Q: How did you prepare?
A: We practiced Spanish for medical communications and researched the cultures and communities of Puerto Lara and Arimae to focus on cultural sensitivity going into the service trip.
Q: Were there parts of this trip outside your comfort zone?
A: Being in a foreign country, surrounded by patients who spoke a different language, and having the efficiency of the clinic fall squarely on your shoulders is intimidating. We spent quality time with the patients and were very intentional with getting to know them and their needs, and that enabled us to provide the personalized level of care anyone would want from a healthcare setting. Additionally, being able to work in a team with each other was extremely helpful. For example, while Cody took blood pressure measurements on a family of four, I was able to interpret their chief concerns and begin filling out their medical records.

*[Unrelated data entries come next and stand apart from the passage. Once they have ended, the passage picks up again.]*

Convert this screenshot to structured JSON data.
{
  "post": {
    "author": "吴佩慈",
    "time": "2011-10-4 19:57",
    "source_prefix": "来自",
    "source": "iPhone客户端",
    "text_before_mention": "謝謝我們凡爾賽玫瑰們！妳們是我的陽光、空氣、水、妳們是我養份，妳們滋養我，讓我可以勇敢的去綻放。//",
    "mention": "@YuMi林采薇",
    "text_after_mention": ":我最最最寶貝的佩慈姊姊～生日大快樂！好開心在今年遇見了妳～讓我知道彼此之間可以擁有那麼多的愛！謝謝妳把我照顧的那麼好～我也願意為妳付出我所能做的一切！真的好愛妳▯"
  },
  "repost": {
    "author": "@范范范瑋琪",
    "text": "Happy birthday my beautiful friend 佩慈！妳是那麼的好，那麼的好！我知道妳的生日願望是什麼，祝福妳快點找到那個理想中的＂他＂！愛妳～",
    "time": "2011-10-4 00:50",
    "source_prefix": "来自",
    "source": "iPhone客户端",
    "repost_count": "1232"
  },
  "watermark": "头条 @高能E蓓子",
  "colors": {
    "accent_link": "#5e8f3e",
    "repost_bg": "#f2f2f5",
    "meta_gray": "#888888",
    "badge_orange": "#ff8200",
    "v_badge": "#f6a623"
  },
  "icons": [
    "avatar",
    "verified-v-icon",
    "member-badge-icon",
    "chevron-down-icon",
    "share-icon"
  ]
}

Q: What are some of the key things you learned?
A: This experience was extremely rewarding and showed us the importance of being a global citizen. It was humbling in the sense that the communities we visited were much more underdeveloped than what we’re used to back home, and that made us appreciate the level of comfort we enjoy. Finally, while these communities certainly have a lack of access to the same comforts and privileges that we do at home, it’s not like they’re miserable people. The communities are full of vibrant, loving and passionate people who were an honor to get to know throughout our time in Panama.
Q: Did you find added value to having this experience with chapter brothers?
A: If it weren’t for becoming Delts, Michael and I might have never had the opportunity to join the club, and for that reason, it was more valuable being there with brothers. It’s awesome to be able to say that joining Delt connected us with an opportunity as unique and eye-opening as this.
Q: Is there anything else you’d like to share?
A: We are extremely grateful to Global Brigades for providing the opportunity to travel abroad and make an impact in communities that need them.
Cody Tsai is studying applied physiology and kinesiology and is on the pre-med track to become a sports medicine physician. Davis Cury is studying both biochemistry and philosophy and is on the pre-med track to become an emergency medicine physician. He plans to work in disaster-relief settings. Michael Saba is studying biology and is on the pre-med track to work in orthopedics and sports medicine.